Jetzt müsse der Blick laut Buyx dringend auf diese Generation gerichtet werden. Junge Menschen bräuchten nun allen voran Unterstützung, nachdem so lange die vulnerablen Gruppen im Fokus standen und große Teile des gesellschaftlichen Lebens unter Rücksichtnahme auf sie zurückgefahren werden musste.

Jeder Ungeimpfte wird erkranken

Zum Abschluss räumte die Vorsitzende des Ethikrats noch mit einem Missverständnis auf. Ungeimpfte, die sich auch weiterhin nicht impfen lassen möchten, gleichzeitig aber davon ausgingen, nicht zu erkranken, würden sich einer Illusion hingeben. Das Virus werde endemisch werden und jeder, der sich nicht impfen lässt, müsse über kurz oder lang damit rechnen, an Covid zu erkranken.

Gleichzeitig dürfe man jedoch auch nicht mehr auf einen drastischen Anstieg der Impfquote hoffen.
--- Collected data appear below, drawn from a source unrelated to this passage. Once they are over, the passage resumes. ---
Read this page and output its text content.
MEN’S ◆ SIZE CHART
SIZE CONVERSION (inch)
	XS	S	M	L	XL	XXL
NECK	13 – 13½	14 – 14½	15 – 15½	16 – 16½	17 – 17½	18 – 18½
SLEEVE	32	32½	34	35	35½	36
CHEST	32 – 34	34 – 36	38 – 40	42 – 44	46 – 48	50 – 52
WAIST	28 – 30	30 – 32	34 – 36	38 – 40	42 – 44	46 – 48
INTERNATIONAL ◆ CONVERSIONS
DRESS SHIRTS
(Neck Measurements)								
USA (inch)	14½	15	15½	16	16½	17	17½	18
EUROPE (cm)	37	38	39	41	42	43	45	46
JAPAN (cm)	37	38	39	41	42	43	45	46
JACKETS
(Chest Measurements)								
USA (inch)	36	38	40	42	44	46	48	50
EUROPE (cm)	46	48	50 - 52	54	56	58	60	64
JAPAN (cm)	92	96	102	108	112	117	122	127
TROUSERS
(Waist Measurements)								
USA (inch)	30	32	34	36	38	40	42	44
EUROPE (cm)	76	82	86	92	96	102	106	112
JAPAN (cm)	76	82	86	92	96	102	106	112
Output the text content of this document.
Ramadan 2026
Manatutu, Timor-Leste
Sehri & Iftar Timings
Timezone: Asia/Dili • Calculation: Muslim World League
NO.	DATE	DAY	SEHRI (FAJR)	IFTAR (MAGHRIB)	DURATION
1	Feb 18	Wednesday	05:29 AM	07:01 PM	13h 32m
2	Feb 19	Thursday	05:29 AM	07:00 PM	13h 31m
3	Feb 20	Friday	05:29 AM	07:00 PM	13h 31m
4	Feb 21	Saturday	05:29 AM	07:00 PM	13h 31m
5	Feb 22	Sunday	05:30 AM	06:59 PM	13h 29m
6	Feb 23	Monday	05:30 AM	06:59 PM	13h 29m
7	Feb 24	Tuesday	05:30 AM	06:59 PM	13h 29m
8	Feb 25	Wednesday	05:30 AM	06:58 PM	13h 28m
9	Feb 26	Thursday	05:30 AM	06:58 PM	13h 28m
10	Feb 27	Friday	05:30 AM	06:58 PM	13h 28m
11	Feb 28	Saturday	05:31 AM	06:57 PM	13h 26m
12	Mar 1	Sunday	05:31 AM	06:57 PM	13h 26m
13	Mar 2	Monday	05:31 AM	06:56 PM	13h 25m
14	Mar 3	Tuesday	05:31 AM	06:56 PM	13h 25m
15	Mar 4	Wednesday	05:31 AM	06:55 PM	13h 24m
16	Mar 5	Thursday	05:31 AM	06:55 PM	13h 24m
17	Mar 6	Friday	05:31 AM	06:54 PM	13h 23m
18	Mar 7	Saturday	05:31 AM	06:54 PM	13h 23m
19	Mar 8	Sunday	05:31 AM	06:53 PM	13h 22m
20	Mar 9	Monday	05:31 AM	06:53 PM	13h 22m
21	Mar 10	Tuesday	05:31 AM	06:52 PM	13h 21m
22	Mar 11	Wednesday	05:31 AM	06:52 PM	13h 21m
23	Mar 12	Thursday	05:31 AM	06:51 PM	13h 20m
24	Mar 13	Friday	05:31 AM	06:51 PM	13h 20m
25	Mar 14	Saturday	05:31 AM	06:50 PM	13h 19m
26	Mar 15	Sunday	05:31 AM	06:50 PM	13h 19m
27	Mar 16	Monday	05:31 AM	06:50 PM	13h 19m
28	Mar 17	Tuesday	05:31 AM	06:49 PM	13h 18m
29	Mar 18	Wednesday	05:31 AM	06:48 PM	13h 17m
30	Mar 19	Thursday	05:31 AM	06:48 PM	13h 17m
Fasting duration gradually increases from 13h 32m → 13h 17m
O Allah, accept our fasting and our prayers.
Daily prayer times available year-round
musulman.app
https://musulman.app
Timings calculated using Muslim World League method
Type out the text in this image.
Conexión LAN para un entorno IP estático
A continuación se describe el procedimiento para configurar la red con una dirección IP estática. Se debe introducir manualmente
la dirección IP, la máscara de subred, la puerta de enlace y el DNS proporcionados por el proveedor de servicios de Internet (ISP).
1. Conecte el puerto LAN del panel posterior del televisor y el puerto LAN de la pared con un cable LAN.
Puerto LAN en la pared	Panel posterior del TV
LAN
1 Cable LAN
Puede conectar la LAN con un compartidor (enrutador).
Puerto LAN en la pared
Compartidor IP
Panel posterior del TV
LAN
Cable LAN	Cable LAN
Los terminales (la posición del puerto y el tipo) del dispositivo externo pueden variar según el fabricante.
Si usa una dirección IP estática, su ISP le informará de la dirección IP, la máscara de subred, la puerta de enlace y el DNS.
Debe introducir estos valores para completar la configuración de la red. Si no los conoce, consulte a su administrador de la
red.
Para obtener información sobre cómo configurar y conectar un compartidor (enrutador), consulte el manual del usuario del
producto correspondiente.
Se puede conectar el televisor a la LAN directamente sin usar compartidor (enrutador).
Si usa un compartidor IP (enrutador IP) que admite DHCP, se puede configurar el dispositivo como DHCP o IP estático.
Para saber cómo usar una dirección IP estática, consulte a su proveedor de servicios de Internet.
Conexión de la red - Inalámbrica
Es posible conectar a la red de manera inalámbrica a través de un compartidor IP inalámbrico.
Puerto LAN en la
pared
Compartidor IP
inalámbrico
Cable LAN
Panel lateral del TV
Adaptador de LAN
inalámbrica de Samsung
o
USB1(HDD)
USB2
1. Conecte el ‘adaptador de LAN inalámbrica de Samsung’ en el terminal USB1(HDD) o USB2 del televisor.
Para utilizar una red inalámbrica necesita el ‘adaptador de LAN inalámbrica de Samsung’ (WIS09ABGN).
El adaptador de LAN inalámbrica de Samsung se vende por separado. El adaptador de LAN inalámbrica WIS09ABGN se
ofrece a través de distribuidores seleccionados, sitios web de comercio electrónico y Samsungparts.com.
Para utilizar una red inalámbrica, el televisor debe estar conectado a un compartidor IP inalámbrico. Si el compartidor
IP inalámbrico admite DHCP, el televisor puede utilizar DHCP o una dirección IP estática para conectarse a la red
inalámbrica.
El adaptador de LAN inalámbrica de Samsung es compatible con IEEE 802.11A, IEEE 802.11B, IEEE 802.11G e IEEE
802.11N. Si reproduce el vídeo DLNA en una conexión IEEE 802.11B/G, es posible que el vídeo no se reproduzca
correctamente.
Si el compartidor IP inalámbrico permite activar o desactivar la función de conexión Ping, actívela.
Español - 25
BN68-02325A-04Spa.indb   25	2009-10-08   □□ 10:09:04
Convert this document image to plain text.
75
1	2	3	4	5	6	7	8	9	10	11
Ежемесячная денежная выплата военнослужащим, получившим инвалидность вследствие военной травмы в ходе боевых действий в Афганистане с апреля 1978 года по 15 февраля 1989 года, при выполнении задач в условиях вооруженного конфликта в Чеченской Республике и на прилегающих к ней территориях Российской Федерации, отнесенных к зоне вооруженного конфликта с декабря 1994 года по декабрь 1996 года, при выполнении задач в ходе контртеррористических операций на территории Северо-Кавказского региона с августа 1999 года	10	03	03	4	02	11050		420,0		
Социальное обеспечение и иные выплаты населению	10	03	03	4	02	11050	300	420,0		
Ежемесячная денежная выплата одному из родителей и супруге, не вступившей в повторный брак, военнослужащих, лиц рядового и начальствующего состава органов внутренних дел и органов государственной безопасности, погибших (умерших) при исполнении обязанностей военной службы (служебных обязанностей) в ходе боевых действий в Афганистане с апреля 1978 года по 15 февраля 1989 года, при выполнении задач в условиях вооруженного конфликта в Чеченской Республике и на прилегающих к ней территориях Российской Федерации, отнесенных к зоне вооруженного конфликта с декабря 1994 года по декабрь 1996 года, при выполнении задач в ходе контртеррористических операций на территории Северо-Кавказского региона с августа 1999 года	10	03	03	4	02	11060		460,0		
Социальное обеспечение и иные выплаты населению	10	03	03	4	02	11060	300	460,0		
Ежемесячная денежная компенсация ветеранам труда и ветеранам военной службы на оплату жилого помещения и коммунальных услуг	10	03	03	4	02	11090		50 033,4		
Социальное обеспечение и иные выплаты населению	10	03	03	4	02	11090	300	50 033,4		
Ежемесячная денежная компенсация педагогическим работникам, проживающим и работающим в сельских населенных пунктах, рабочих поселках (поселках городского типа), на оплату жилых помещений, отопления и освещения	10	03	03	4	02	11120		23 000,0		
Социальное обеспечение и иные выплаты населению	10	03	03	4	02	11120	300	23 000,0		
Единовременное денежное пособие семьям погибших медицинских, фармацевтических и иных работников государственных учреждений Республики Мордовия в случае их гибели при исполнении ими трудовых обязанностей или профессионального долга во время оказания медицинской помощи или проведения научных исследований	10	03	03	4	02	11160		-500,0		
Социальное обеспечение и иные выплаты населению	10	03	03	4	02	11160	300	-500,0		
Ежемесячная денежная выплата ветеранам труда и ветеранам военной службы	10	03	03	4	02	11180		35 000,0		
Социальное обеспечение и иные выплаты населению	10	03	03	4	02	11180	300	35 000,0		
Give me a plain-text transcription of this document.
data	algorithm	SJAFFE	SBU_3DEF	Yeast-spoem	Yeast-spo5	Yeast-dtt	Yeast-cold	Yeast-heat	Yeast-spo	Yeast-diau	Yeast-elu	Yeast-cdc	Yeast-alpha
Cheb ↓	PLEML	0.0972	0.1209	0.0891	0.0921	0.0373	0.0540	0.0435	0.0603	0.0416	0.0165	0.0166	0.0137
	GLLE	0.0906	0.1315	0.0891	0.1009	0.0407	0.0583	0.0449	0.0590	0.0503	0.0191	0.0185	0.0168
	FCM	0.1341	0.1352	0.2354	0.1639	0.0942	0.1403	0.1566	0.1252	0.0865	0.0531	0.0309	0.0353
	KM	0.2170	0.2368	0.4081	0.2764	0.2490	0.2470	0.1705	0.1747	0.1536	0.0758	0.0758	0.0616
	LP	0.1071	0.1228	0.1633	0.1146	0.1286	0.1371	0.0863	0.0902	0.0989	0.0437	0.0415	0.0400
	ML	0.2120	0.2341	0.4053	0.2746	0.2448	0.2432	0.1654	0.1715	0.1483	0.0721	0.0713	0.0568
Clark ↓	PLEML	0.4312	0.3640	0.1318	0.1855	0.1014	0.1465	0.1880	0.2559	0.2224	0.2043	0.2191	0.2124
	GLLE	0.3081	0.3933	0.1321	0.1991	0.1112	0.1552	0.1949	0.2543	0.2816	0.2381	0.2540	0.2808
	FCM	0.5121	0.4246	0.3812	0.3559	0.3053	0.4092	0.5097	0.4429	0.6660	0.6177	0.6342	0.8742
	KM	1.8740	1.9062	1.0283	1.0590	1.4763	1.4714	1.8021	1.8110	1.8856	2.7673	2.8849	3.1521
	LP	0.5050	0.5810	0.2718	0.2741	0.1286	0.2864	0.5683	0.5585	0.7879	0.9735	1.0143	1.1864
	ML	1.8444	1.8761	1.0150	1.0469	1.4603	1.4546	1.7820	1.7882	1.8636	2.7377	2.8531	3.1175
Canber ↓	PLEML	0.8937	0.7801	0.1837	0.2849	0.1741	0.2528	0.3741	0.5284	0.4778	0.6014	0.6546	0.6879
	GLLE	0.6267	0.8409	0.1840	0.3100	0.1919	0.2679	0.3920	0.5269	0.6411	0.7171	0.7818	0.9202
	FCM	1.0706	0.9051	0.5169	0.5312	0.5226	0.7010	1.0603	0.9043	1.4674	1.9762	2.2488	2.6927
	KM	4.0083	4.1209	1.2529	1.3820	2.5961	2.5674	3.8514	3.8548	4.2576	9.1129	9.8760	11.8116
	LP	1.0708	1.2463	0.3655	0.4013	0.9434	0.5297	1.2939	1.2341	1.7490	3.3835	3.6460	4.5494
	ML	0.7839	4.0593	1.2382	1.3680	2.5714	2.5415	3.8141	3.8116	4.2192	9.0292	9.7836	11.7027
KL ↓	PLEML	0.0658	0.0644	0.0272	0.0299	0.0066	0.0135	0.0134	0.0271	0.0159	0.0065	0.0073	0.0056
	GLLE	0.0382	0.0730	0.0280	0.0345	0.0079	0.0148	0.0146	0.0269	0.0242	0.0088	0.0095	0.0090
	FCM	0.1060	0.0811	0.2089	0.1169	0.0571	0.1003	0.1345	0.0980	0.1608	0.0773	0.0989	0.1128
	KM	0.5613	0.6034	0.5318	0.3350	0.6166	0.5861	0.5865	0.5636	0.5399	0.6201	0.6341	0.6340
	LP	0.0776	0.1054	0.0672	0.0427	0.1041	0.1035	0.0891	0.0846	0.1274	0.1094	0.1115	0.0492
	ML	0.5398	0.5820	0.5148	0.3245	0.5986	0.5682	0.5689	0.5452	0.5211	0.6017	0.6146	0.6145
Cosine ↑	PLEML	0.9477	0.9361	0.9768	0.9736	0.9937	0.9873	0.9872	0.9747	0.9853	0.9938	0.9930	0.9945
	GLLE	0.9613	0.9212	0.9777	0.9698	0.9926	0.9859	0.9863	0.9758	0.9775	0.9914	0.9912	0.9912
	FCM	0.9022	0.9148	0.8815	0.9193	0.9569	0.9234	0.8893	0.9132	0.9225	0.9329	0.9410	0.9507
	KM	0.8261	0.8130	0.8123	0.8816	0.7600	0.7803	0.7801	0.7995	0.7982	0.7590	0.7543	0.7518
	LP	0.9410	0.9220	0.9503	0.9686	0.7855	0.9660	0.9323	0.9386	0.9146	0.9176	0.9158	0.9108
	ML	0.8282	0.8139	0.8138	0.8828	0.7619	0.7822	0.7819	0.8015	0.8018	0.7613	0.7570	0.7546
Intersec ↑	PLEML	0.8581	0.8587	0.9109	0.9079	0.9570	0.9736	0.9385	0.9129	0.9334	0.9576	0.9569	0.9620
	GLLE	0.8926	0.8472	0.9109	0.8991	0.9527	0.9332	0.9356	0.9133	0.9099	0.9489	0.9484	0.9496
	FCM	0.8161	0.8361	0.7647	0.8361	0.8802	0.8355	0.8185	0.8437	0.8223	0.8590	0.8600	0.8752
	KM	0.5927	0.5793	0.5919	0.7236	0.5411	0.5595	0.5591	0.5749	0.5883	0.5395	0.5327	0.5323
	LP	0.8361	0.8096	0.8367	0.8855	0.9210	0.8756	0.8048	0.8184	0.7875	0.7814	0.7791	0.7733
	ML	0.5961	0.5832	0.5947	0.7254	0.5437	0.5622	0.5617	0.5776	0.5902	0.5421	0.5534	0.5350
Die Abschaffung der kostenlosen Corona-Tests habe lediglich dazu geführt, dass weniger und weniger Menschen sich testen ließen. Eine verstärkte Bereitschaft zur Impfung sei jedoch ausgeblieben – genau wie von zahlreichen Epidemiologen erwartet.

Gleichzeitig sei ein Zurück zu den kostenlosen Tests aus ethischer Perspektive kaum zu begründen. Schließlich werde auf diesem Wege unsolidarisches Verhalten quersubventioniert.

Wir werden diese Pandemie überwinden

Das Gespräch mit der Ethikprofessorin endete jedoch mit einem Hoffnungsschimmer. Gefragt danach, ob wir einfach mit dem Virus leben lernen müssten, antwortete Buyx: „Wir werden gut damit leben. Wir werden diese Pandemie überwinden. Das wird vorbei sein.“ (tku)

Über Prof. Dr. Alena Buyx

Prof. Dr. Alena Buyx ist seit 2018 Direktorin des Instituts für Geschichte und Ethik der Medizin sowie Professorin für Ethik der Medizin und Gesundheitstechnologien an der Medizinischen Fakultät der TU München. Zudem ist sie Vorsitzende des Deutschen Ethikrats. In diesem Jahr hat sie den Deutschen Nationalpreis für ihren Einsatz für den gesellschaftlichen Zusammenhalt während der Corona-Pandemie erhalten.